Mike Klondaris, city councilman and Redevelopment Commission member, asked Tio if KEDCO was putting any money into the project. Tio said that while KEDCO was not putting any money in toward the contract presented Monday, KEDCO is significantly investing its time and attention toward the project. KEDCO also paid for a feasibility study for an incubator and is paying for someone to go out and design a work plan for what will go on in the building.

Warsaw Mayor Joe Thallemer told the Commission that he and George Robertson, Tio’s predecessor, sat down years ago to make the Tech Park application to the state.

“This was a program that then-Gov. (Mitch) Daniels brilliantly had laid out, which was taken advantage of by … 22 locations that desired to increase the quality of manufacturing in the communities. High-tech, high-wage jobs. And the focus of this was this tax increment that comes off the sales tax and income tax generated within the park. In other words, the increment that we are capped at $5 million,” Thallemer said.

The use of that money is “very, very specific,” he said. It can basically be used for infrastructure to develop the industrial part of a Tech Park or to develop an accelerator. “And there’s basically very little wiggle room in how those funds can be spent.”

Thallemer said he believed the only amount of money that the city has spent from the fund is in its support of AcceLINX, the virtual accelerator.

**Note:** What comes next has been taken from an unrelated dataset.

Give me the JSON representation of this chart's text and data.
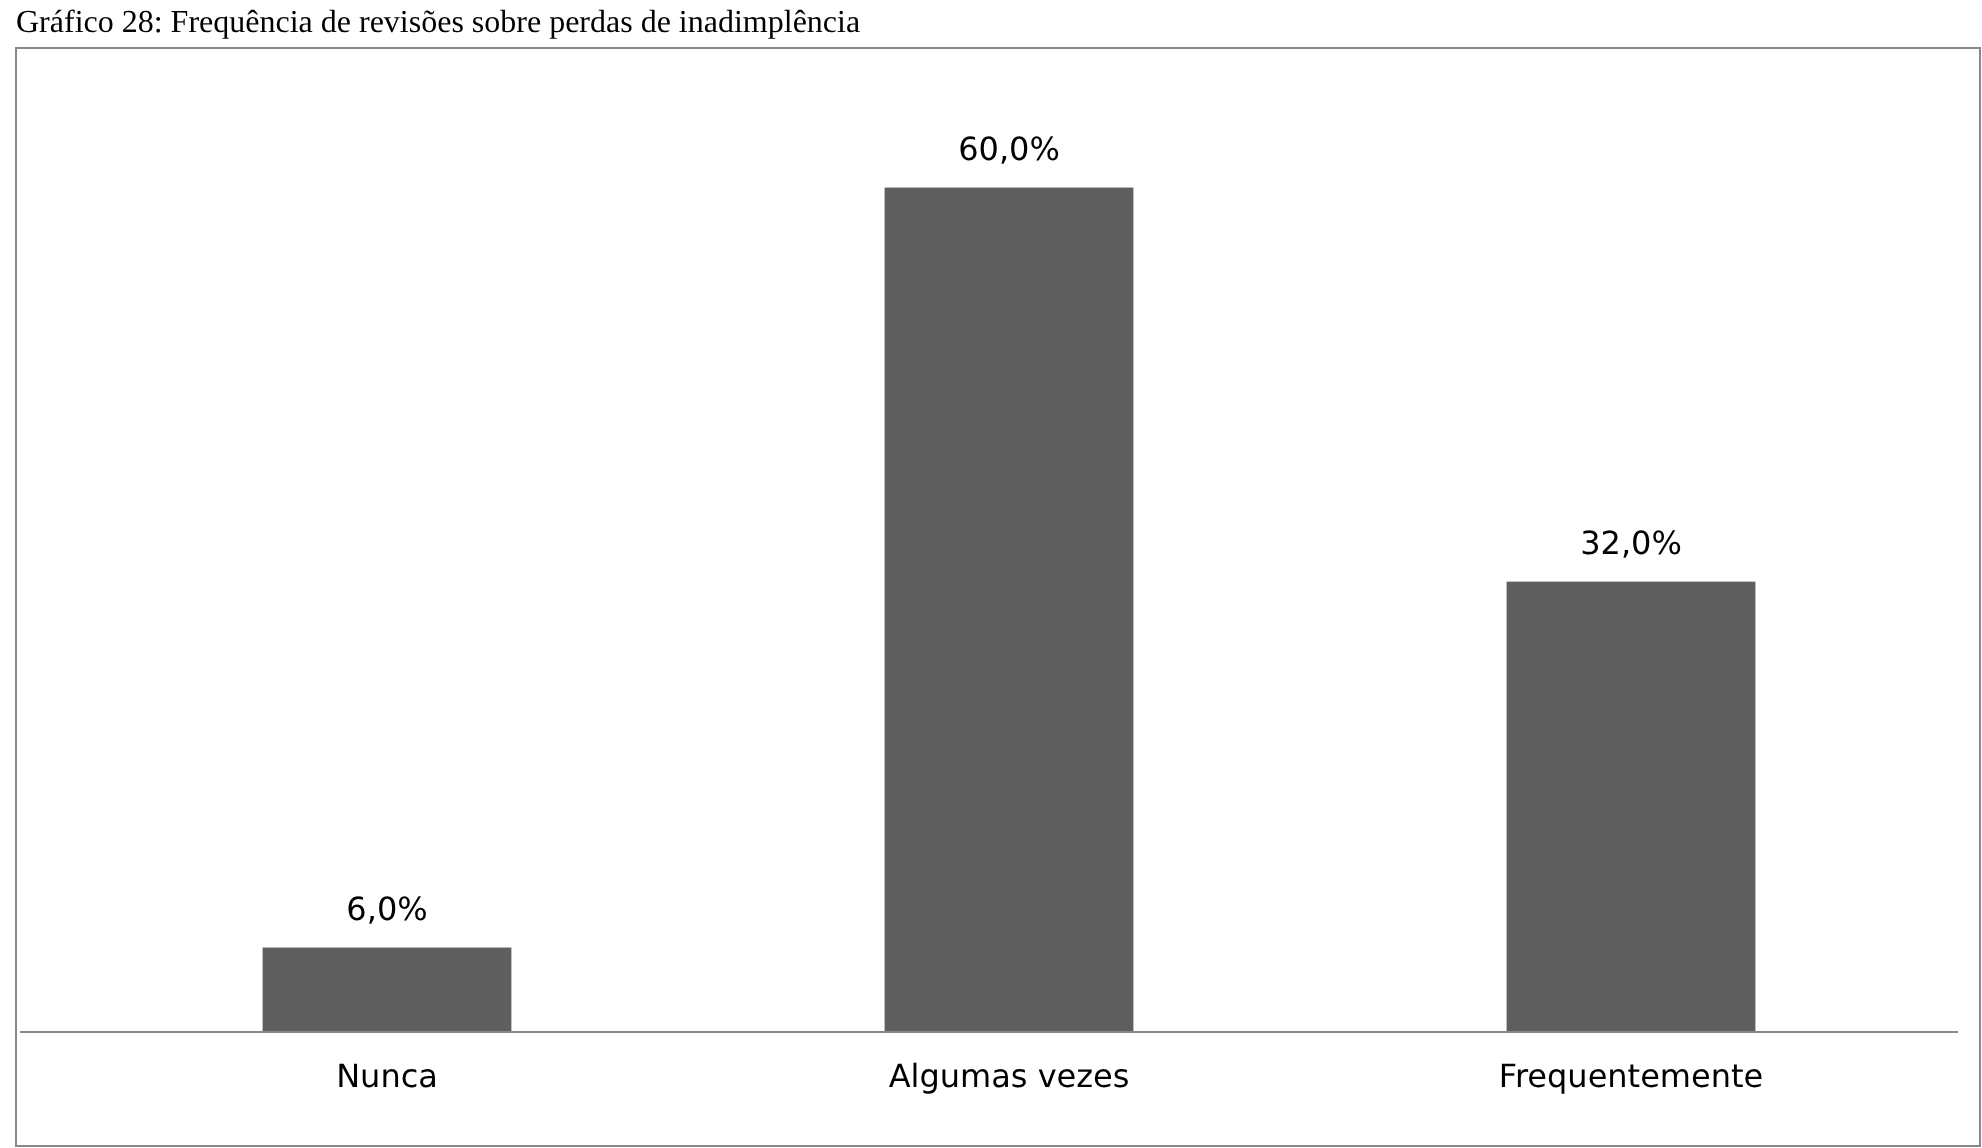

“So the use of this money is pretty much only, very narrowly applied to the development of an accelerator. And this is what we spent the money on, knowing that the cost of an accelerator from a virtual standpoint has been relatively inexpensive, yet we have attracted 20 to 30 start-up companies through AcceLINX over a period of time that have come and gone,” Thallemer said, with 14 to 15 companies now being serviced by the virtual accelerator.

With the federal funds available to help build a physical accelerator, Thallemer said this is the ideal time to move forward on this project.

“Alan and his organization have worked hard to identify that federal grant, and the city has funds to help leverage our funds with the grant that is available,” he said.

Thallemer said the contract has been vetted and asked the Redevelopment Commission to approve it so they can get moving on it.

“This is the last piece of the puzzle for our Technology Park. We’ve got infrastructure. We’ve got an educational partner, who is willing. We’ve got a virtual accelerator that is already established, and we’ve got space for it and we’ve got room then to eventually grow these companies that come through that accelerator,” Thallemer said.

Meyer said the committee of he, Skinner and Tio reviewed the four to five vendors for the project and selected the one they thought was the best for the project, MKM.

Redevelopment Commission Vice President Rick Snodgrass made a motion to approve the contract, and it was unanimously approved.